I will here describe the cataract of Quituna or Maypures as it
appeared at the two periods when I examined it, in going down and up
the river. It is formed, like that of Mapara or Atures, by an
archipelago of islands, which, to the length of three thousand toises,
fill the bed of the river, and by rocky dikes, which join the islands
together. The most remarkable of these dikes, or natural dams, are
Purimarimi, Manimi, and the Leap of the Sardine (Salto de la Sardina).
I name them in the order in which I saw them in succession from south
to north. The last of these three stages is near nine feet high, and
forms by its breadth a magnificent cascade. I must here repeat,
however, that the turbulent shock of the precipitated and broken
waters depends not so much on the absolute height of each step or
dike, as upon the multitude of counter-currents, the grouping of the
islands and shoals, that lie at the foot of the raudalitos or partial
cascades, and the contraction of the channels, which often do not
leave a free navigable passage of twenty or thirty feet.
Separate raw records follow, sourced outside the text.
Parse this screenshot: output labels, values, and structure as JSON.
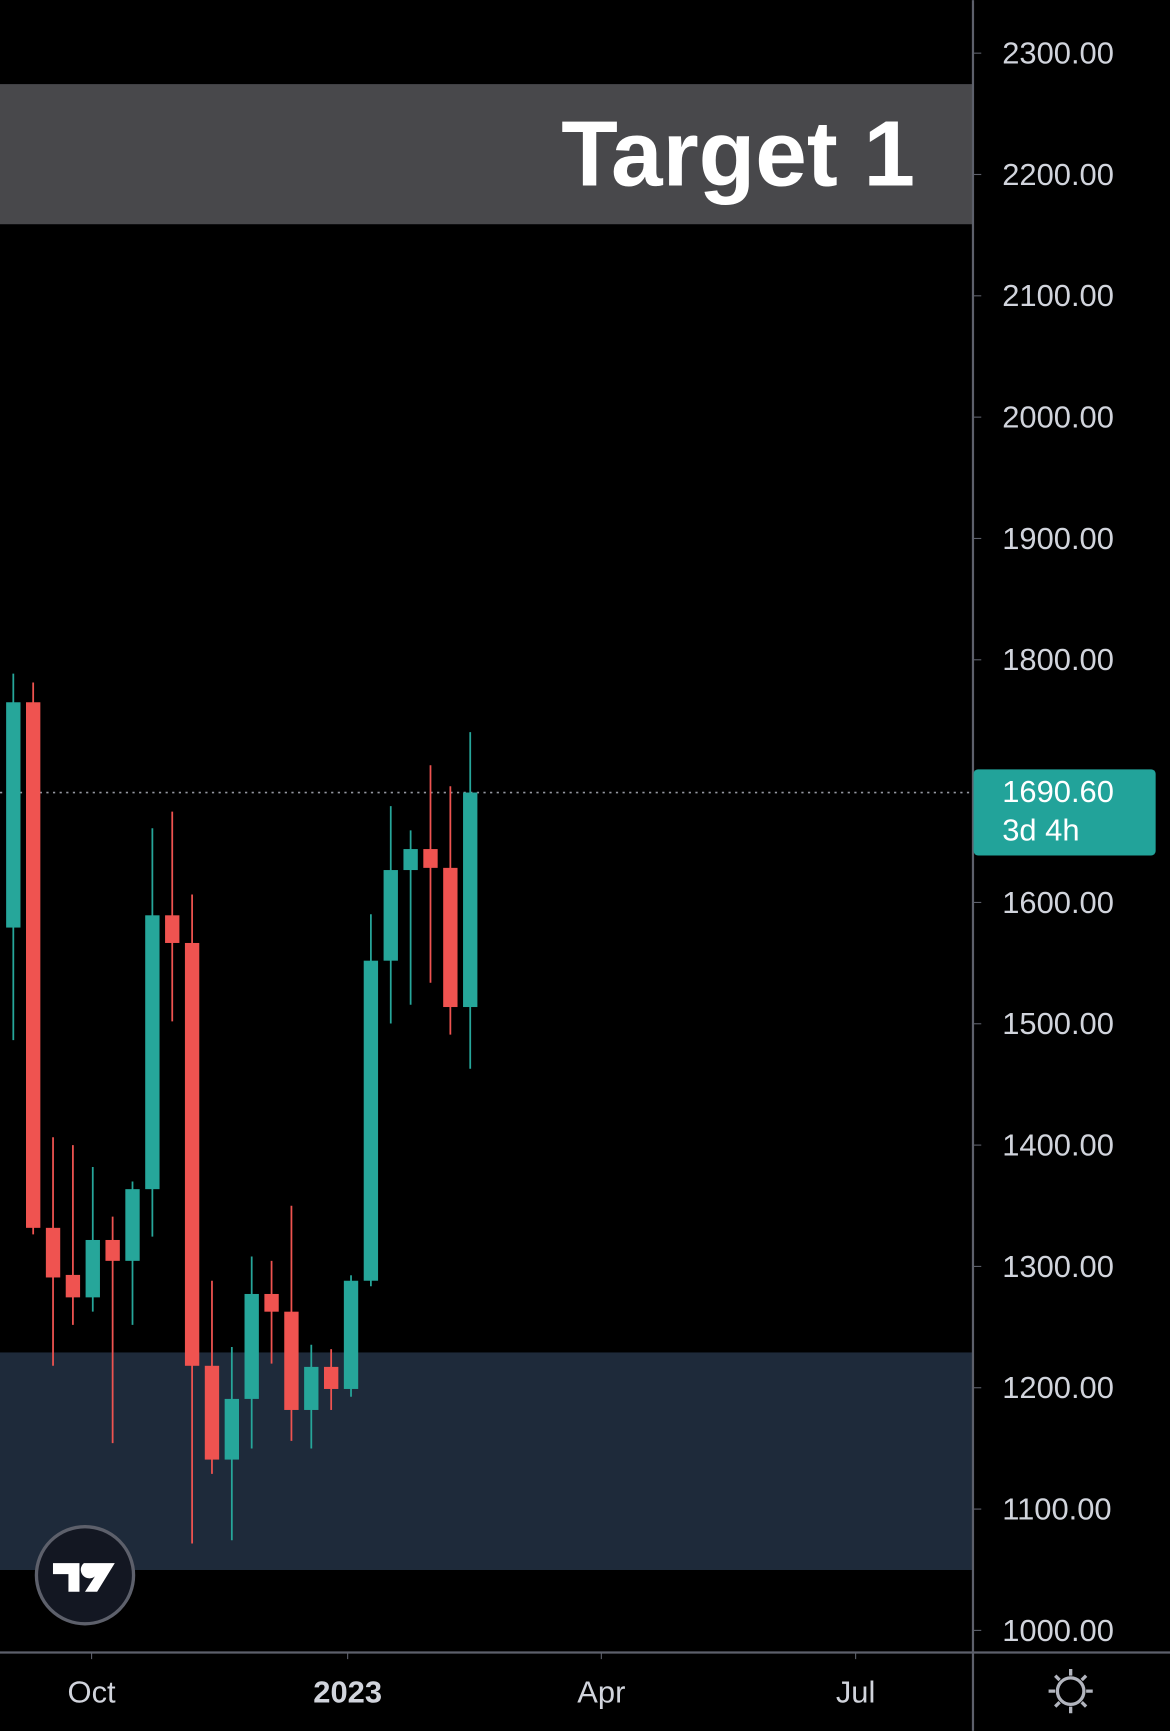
{
  "chart_data": {
    "type": "candlestick",
    "x": [
      0,
      1,
      2,
      3,
      4,
      5,
      6,
      7,
      8,
      9,
      10,
      11,
      12,
      13,
      14,
      15,
      16,
      17,
      18,
      19,
      20,
      21,
      22,
      23
    ],
    "open": [
      1579.3,
      1765.0,
      1331.8,
      1293.0,
      1274.5,
      1321.8,
      1304.6,
      1363.7,
      1589.4,
      1566.6,
      1218.1,
      1140.8,
      1190.8,
      1277.3,
      1262.7,
      1181.7,
      1217.2,
      1199.0,
      1288.2,
      1552.0,
      1626.7,
      1644.0,
      1628.5,
      1513.8
    ],
    "high": [
      1788.6,
      1781.3,
      1406.5,
      1400.0,
      1381.9,
      1341.0,
      1370.0,
      1661.2,
      1674.9,
      1606.6,
      1288.2,
      1233.6,
      1308.2,
      1304.6,
      1350.0,
      1235.4,
      1231.8,
      1292.7,
      1590.3,
      1679.4,
      1659.4,
      1713.1,
      1695.8,
      1740.4
    ],
    "low": [
      1486.5,
      1326.4,
      1218.1,
      1251.8,
      1262.7,
      1154.4,
      1251.8,
      1324.6,
      1502.0,
      1071.6,
      1129.0,
      1074.3,
      1149.9,
      1219.9,
      1156.2,
      1149.9,
      1181.7,
      1192.6,
      1283.7,
      1500.2,
      1515.7,
      1533.8,
      1491.1,
      1462.9
    ],
    "close": [
      1765.0,
      1331.8,
      1290.9,
      1274.5,
      1321.8,
      1304.6,
      1363.7,
      1589.4,
      1566.6,
      1218.1,
      1140.8,
      1190.8,
      1277.3,
      1262.7,
      1181.7,
      1217.2,
      1199.0,
      1288.2,
      1552.0,
      1626.7,
      1644.0,
      1628.5,
      1513.8,
      1690.6
    ],
    "up_color": "#26a69a",
    "down_color": "#ef5350",
    "xlim": [
      -0.67,
      48.28
    ],
    "xticks": [
      {
        "value": 3.94,
        "label": "Oct"
      },
      {
        "value": 16.83,
        "label": "2023"
      },
      {
        "value": 29.6,
        "label": "Apr"
      },
      {
        "value": 42.4,
        "label": "Jul"
      }
    ],
    "ylim": [
      981.8,
      2343.7
    ],
    "yticks": [
      {
        "value": 1000,
        "label": "1000.00"
      },
      {
        "value": 1100,
        "label": "1100.00"
      },
      {
        "value": 1200,
        "label": "1200.00"
      },
      {
        "value": 1300,
        "label": "1300.00"
      },
      {
        "value": 1400,
        "label": "1400.00"
      },
      {
        "value": 1500,
        "label": "1500.00"
      },
      {
        "value": 1600,
        "label": "1600.00"
      },
      {
        "value": 1800,
        "label": "1800.00"
      },
      {
        "value": 1900,
        "label": "1900.00"
      },
      {
        "value": 2000,
        "label": "2000.00"
      },
      {
        "value": 2100,
        "label": "2100.00"
      },
      {
        "value": 2200,
        "label": "2200.00"
      },
      {
        "value": 2300,
        "label": "2300.00"
      }
    ],
    "zones": [
      {
        "label": "Target 1",
        "from": 2159.0,
        "to": 2274.5,
        "color": "#48484b"
      },
      {
        "from": 1049.8,
        "to": 1229.1,
        "color": "#1e2a3a"
      }
    ],
    "price_line": {
      "value": 1690.6,
      "label": "1690.60",
      "countdown": "3d 4h",
      "color": "#22a39a"
    }
  }
}
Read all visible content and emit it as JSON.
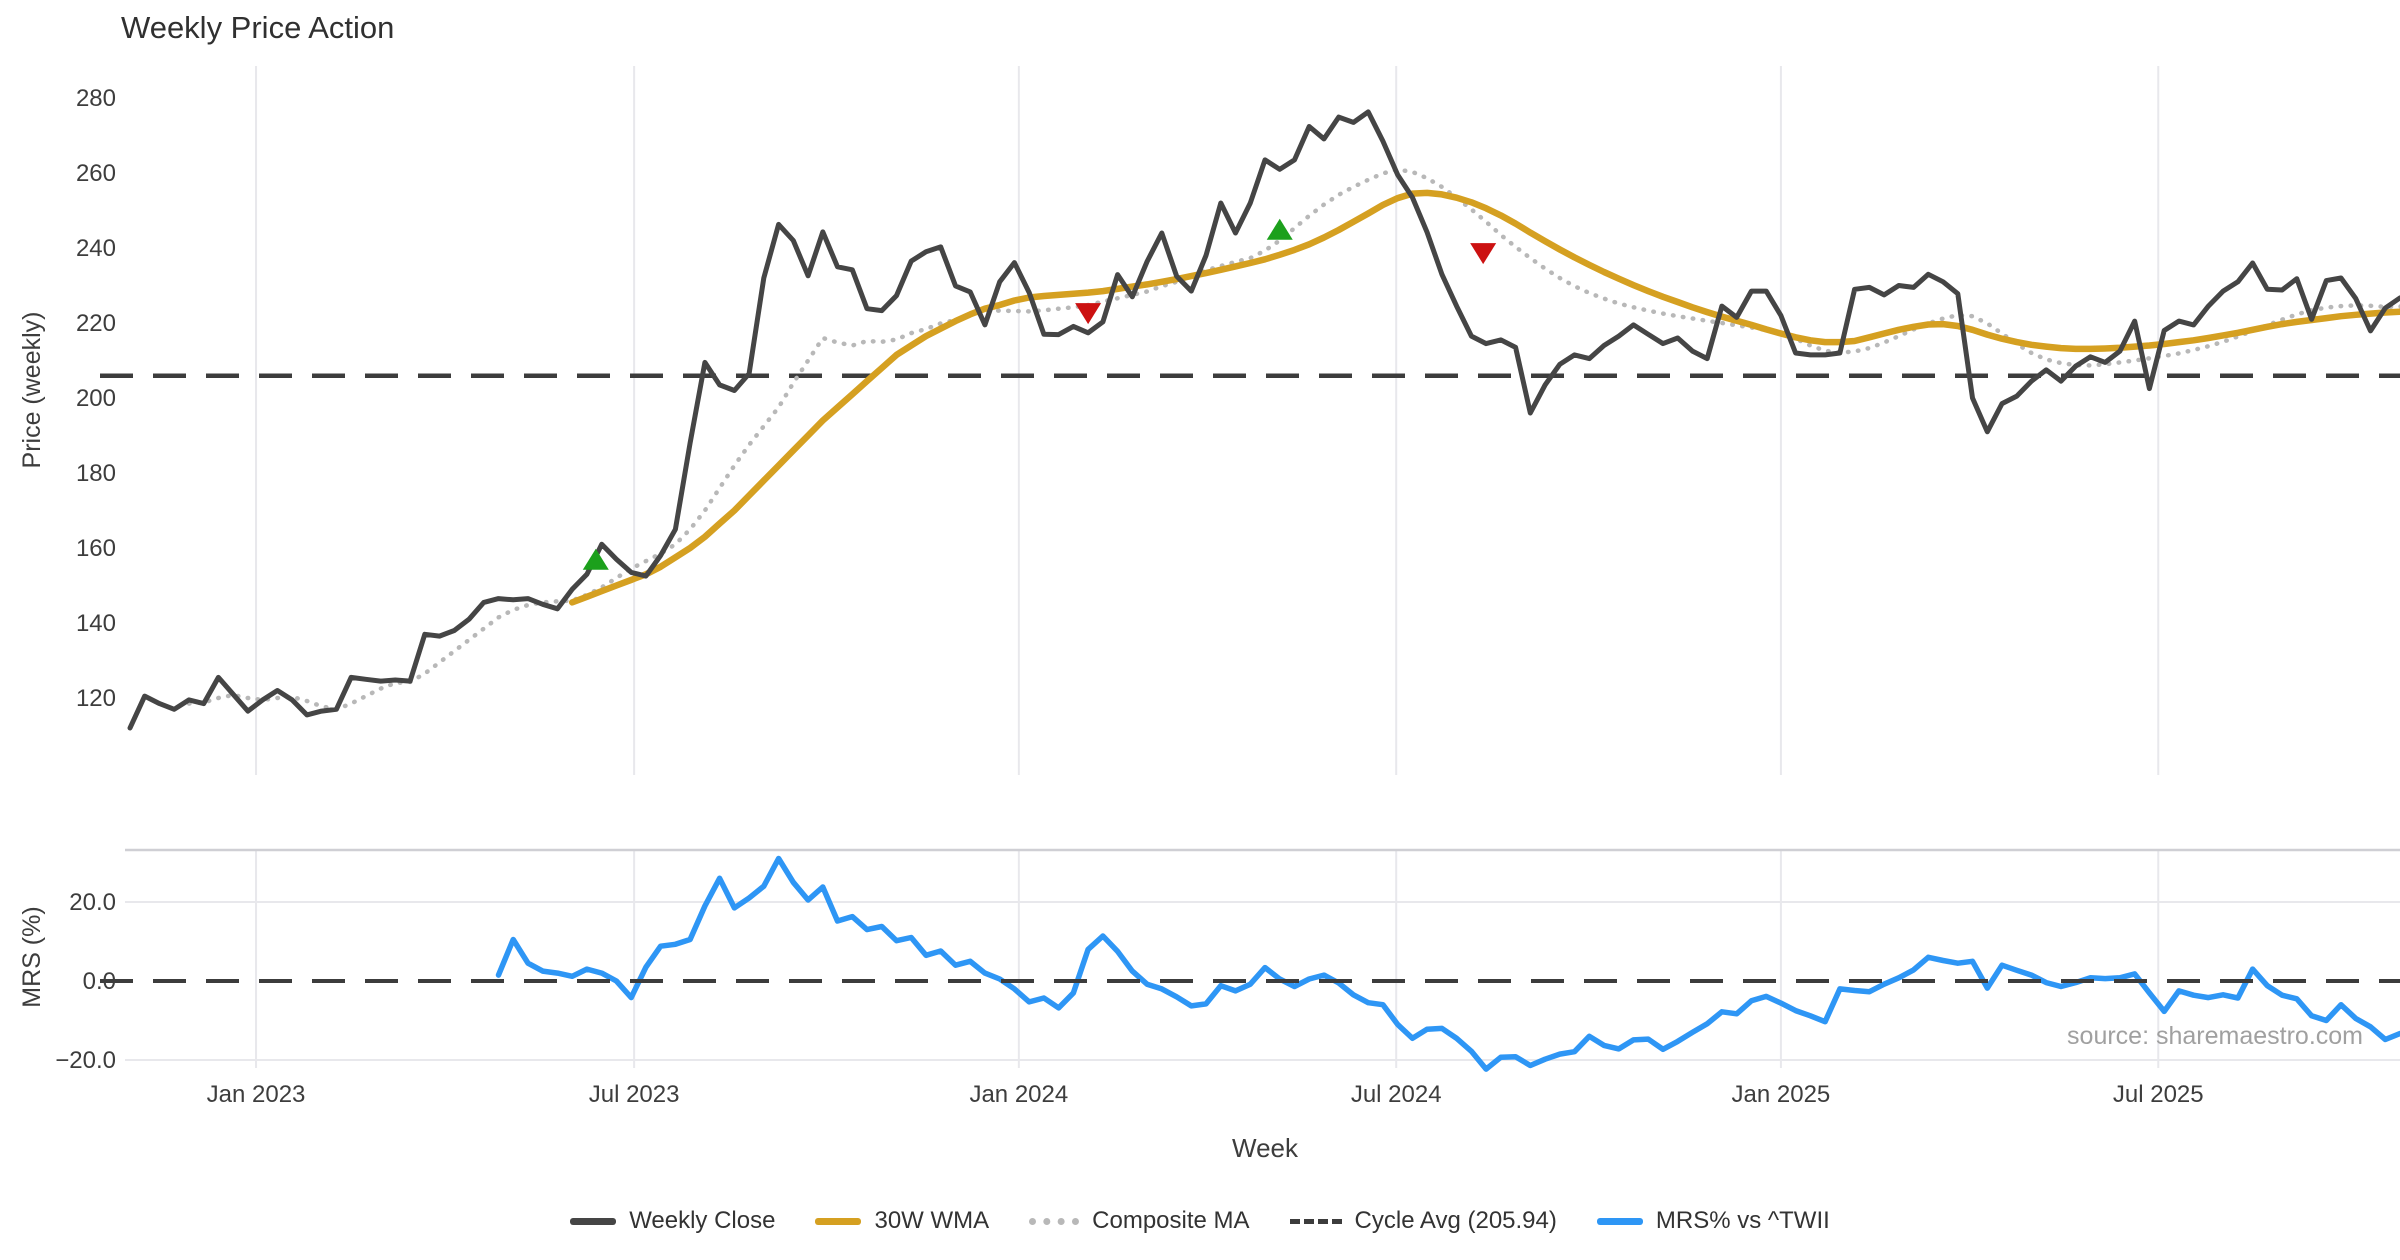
{
  "title": "Weekly Price Action",
  "price_panel": {
    "ylabel": "Price (weekly)"
  },
  "mrs_panel": {
    "ylabel": "MRS (%)"
  },
  "xaxis": {
    "label": "Week"
  },
  "source": "source: sharemaestro.com",
  "legend": {
    "items": [
      {
        "label": "Weekly Close",
        "style": "solid",
        "color": "#454545"
      },
      {
        "label": "30W WMA",
        "style": "solid",
        "color": "#d5a021"
      },
      {
        "label": "Composite MA",
        "style": "dotted",
        "color": "#b8b8b8"
      },
      {
        "label": "Cycle Avg (205.94)",
        "style": "dashed",
        "color": "#3c3c3c"
      },
      {
        "label": "MRS% vs ^TWII",
        "style": "solid",
        "color": "#2e96f5"
      }
    ]
  },
  "colors": {
    "close": "#454545",
    "wma": "#d5a021",
    "composite": "#b8b8b8",
    "cycle": "#3c3c3c",
    "mrs": "#2e96f5",
    "buy_marker": "#1ca01c",
    "sell_marker": "#cc1111",
    "grid": "#e8e8ec",
    "spine": "#cfcfd4",
    "tick_text": "#3d3d3d",
    "title_text": "#303030",
    "source_text": "#a0a0a0"
  },
  "chart_data": {
    "type": "line",
    "title": "Weekly Price Action",
    "xlabel": "Week",
    "x_unit": "weekly index, 0 = first week shown (Nov 2022), 154 = last week (late Oct 2025)",
    "cycle_avg": 205.94,
    "price_ylim": [
      108,
      288
    ],
    "mrs_ylim": [
      -24,
      33
    ],
    "price_ticks": [
      280,
      260,
      240,
      220,
      200,
      180,
      160,
      140,
      120
    ],
    "mrs_ticks": [
      {
        "label": "20.0",
        "value": 20
      },
      {
        "label": "0.0",
        "value": 0
      },
      {
        "label": "−20.0",
        "value": -20
      }
    ],
    "x_ticks": [
      {
        "label": "Jan 2023",
        "week": 8.55
      },
      {
        "label": "Jul 2023",
        "week": 34.2
      },
      {
        "label": "Jan 2024",
        "week": 60.3
      },
      {
        "label": "Jul 2024",
        "week": 85.9
      },
      {
        "label": "Jan 2025",
        "week": 112.0
      },
      {
        "label": "Jul 2025",
        "week": 137.6
      }
    ],
    "series": {
      "weekly_close": {
        "name": "Weekly Close",
        "start": 0,
        "values": [
          112,
          120.5,
          118.5,
          117,
          119.5,
          118.5,
          125.5,
          121,
          116.5,
          119.5,
          122,
          119.5,
          115.5,
          116.5,
          117,
          125.5,
          125,
          124.5,
          124.8,
          124.5,
          137,
          136.5,
          138,
          141,
          145.5,
          146.5,
          146.2,
          146.5,
          145,
          143.8,
          149,
          153,
          161,
          157,
          153.5,
          152.5,
          158,
          165,
          188,
          209.5,
          203.5,
          202,
          206.5,
          232,
          246.3,
          242,
          232.6,
          244.3,
          235,
          234.2,
          223.8,
          223.3,
          227.3,
          236.5,
          239,
          240.3,
          229.9,
          228.3,
          219.5,
          231,
          236.1,
          228.1,
          217,
          216.9,
          219.1,
          217.4,
          220.3,
          232.9,
          227,
          236.4,
          244,
          232.5,
          228.5,
          238,
          252,
          244,
          252,
          263.5,
          261,
          263.5,
          272.4,
          269.1,
          274.9,
          273.5,
          276.3,
          268.5,
          259.5,
          253.5,
          244.2,
          233,
          224.5,
          216.5,
          214.5,
          215.5,
          213.5,
          196,
          203.5,
          209,
          211.5,
          210.5,
          214,
          216.5,
          219.5,
          217,
          214.5,
          216,
          212.5,
          210.5,
          224.5,
          221.5,
          228.5,
          228.5,
          222,
          212,
          211.5,
          211.5,
          212,
          229,
          229.5,
          227.5,
          230,
          229.5,
          233,
          231,
          227.8,
          200,
          191,
          198.5,
          200.5,
          204.5,
          207.5,
          204.5,
          208.5,
          211,
          209.5,
          212.5,
          220.5,
          202.5,
          218,
          220.5,
          219.5,
          224.5,
          228.5,
          231,
          236,
          229,
          228.8,
          231.8,
          221,
          231.3,
          232,
          226.5,
          217.9,
          224,
          226.7
        ]
      },
      "wma_30w": {
        "name": "30W WMA",
        "start": 30,
        "values": [
          145.5,
          147,
          148.5,
          150,
          151.5,
          153,
          155,
          157.5,
          160,
          163,
          166.5,
          170,
          174,
          178,
          182,
          186,
          190,
          194,
          197.5,
          201,
          204.5,
          208,
          211.5,
          214,
          216.5,
          218.5,
          220.5,
          222.3,
          223.8,
          224.8,
          226,
          226.8,
          227.2,
          227.5,
          227.8,
          228.1,
          228.5,
          229.1,
          229.7,
          230.3,
          231,
          231.7,
          232.5,
          233.3,
          234.2,
          235.1,
          236,
          237,
          238.2,
          239.5,
          241,
          242.8,
          244.8,
          247,
          249.2,
          251.5,
          253.3,
          254.5,
          254.7,
          254.3,
          253.4,
          252.2,
          250.6,
          248.7,
          246.5,
          244.1,
          241.8,
          239.6,
          237.5,
          235.5,
          233.6,
          231.8,
          230.1,
          228.5,
          227,
          225.6,
          224.2,
          222.9,
          221.7,
          220.6,
          219.5,
          218.3,
          217.2,
          216.2,
          215.4,
          214.9,
          214.9,
          215.2,
          216.2,
          217.2,
          218.2,
          219,
          219.6,
          219.7,
          219.2,
          218.2,
          216.9,
          215.8,
          214.9,
          214.2,
          213.7,
          213.3,
          213.1,
          213.1,
          213.2,
          213.4,
          213.7,
          214,
          214.4,
          214.9,
          215.4,
          216,
          216.7,
          217.4,
          218.2,
          219,
          219.7,
          220.3,
          220.8,
          221.3,
          221.8,
          222.2,
          222.5,
          222.8,
          223
        ]
      },
      "composite_ma": {
        "name": "Composite MA",
        "start": 4,
        "values": [
          118.5,
          118.8,
          120,
          120.8,
          120,
          119.5,
          120,
          120.3,
          119.2,
          117.8,
          117,
          118.5,
          120.5,
          122.5,
          124,
          124.3,
          126.5,
          129.5,
          132.5,
          135.5,
          138.5,
          141.5,
          143.5,
          144.8,
          145.5,
          145.8,
          146,
          147.5,
          149.5,
          152,
          154.5,
          156.5,
          158.5,
          161,
          165,
          170,
          176,
          182,
          187.5,
          192.5,
          197.5,
          204,
          210,
          216,
          214.8,
          214,
          215.2,
          215,
          215.6,
          217.3,
          218.4,
          219.9,
          220.8,
          222,
          223.1,
          223.3,
          223.2,
          223.1,
          223.4,
          223.8,
          224.2,
          224.8,
          225.7,
          226.6,
          227.5,
          228.4,
          229.8,
          231,
          232.5,
          234,
          235.2,
          236.3,
          237.3,
          239.3,
          242,
          245.3,
          248.6,
          251.6,
          254.2,
          256.3,
          258.2,
          259.9,
          260.9,
          260.3,
          258.6,
          256.3,
          253.4,
          250.3,
          247,
          243.5,
          240.3,
          237.3,
          234.5,
          232,
          229.8,
          228,
          226.5,
          225.2,
          224.2,
          223.3,
          222.5,
          221.8,
          221.2,
          220.6,
          220,
          219.4,
          218.8,
          218.1,
          217.2,
          215.8,
          214,
          212.6,
          212.1,
          212.4,
          213.3,
          214.8,
          216.5,
          218.3,
          219.9,
          221.2,
          222.1,
          221.8,
          219.9,
          217.2,
          214.4,
          212,
          210.3,
          209.3,
          208.8,
          208.7,
          209,
          209.5,
          210,
          210.6,
          211.2,
          211.9,
          212.8,
          213.8,
          215,
          216.4,
          217.9,
          219.4,
          220.9,
          222.3,
          223.4,
          224.1,
          224.5,
          224.7,
          224.6,
          224.3,
          224.4,
          224.7
        ]
      },
      "mrs_pct": {
        "name": "MRS% vs ^TWII",
        "start": 25,
        "values": [
          1.5,
          10.5,
          4.5,
          2.5,
          2.0,
          1.2,
          3.0,
          2.0,
          0.0,
          -4.2,
          3.5,
          8.8,
          9.3,
          10.5,
          19.0,
          26.0,
          18.5,
          21.0,
          24.0,
          31.0,
          25.0,
          20.5,
          23.8,
          15.2,
          16.3,
          13.0,
          13.8,
          10.2,
          11.0,
          6.5,
          7.6,
          4.0,
          5.0,
          2.0,
          0.5,
          -2.0,
          -5.3,
          -4.3,
          -6.8,
          -3.0,
          8.0,
          11.4,
          7.5,
          2.5,
          -0.8,
          -2.0,
          -4.0,
          -6.3,
          -5.8,
          -1.2,
          -2.5,
          -0.8,
          3.4,
          0.5,
          -1.4,
          0.5,
          1.5,
          -0.5,
          -3.5,
          -5.5,
          -6.0,
          -11.0,
          -14.5,
          -12.2,
          -12.0,
          -14.5,
          -17.8,
          -22.3,
          -19.3,
          -19.2,
          -21.4,
          -19.8,
          -18.5,
          -17.9,
          -14.0,
          -16.3,
          -17.2,
          -14.9,
          -14.7,
          -17.3,
          -15.3,
          -13.0,
          -10.8,
          -7.8,
          -8.3,
          -5.0,
          -3.9,
          -5.6,
          -7.5,
          -8.8,
          -10.3,
          -2.0,
          -2.4,
          -2.7,
          -0.8,
          0.8,
          2.8,
          6.0,
          5.2,
          4.5,
          5.0,
          -1.8,
          4.0,
          2.7,
          1.5,
          -0.4,
          -1.4,
          -0.4,
          0.8,
          0.6,
          0.8,
          1.8,
          -3.0,
          -7.7,
          -2.5,
          -3.6,
          -4.2,
          -3.5,
          -4.3,
          3.0,
          -1.2,
          -3.6,
          -4.5,
          -8.8,
          -10.0,
          -6.0,
          -9.5,
          -11.6,
          -14.8,
          -13.3
        ]
      }
    },
    "markers": {
      "buy": [
        {
          "week": 31.6,
          "price": 157
        },
        {
          "week": 78,
          "price": 245
        }
      ],
      "sell": [
        {
          "week": 65,
          "price": 222.5
        },
        {
          "week": 91.8,
          "price": 238.5
        }
      ]
    }
  }
}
The eastern
part of the cataract of Maypures is much more dangerous than the
western; and therefore the Indian pilots prefer the left bank of the
river to conduct the boats down or up. Unfortunately, in the season of
low waters, this bank remains partly dry, and recourse must be had to
the process of portage; that is, the boats are obliged to be dragged
on cylinders, or round logs.
To command a comprehensive view of these stupendous scenes, the
spectator must be stationed on the little mountain of Manimi, a
granitic ridge, which rises from the savannah, north of the church of
the mission, and is itself only a continuation of the ridges of which
the raudalito of Manimi is composed.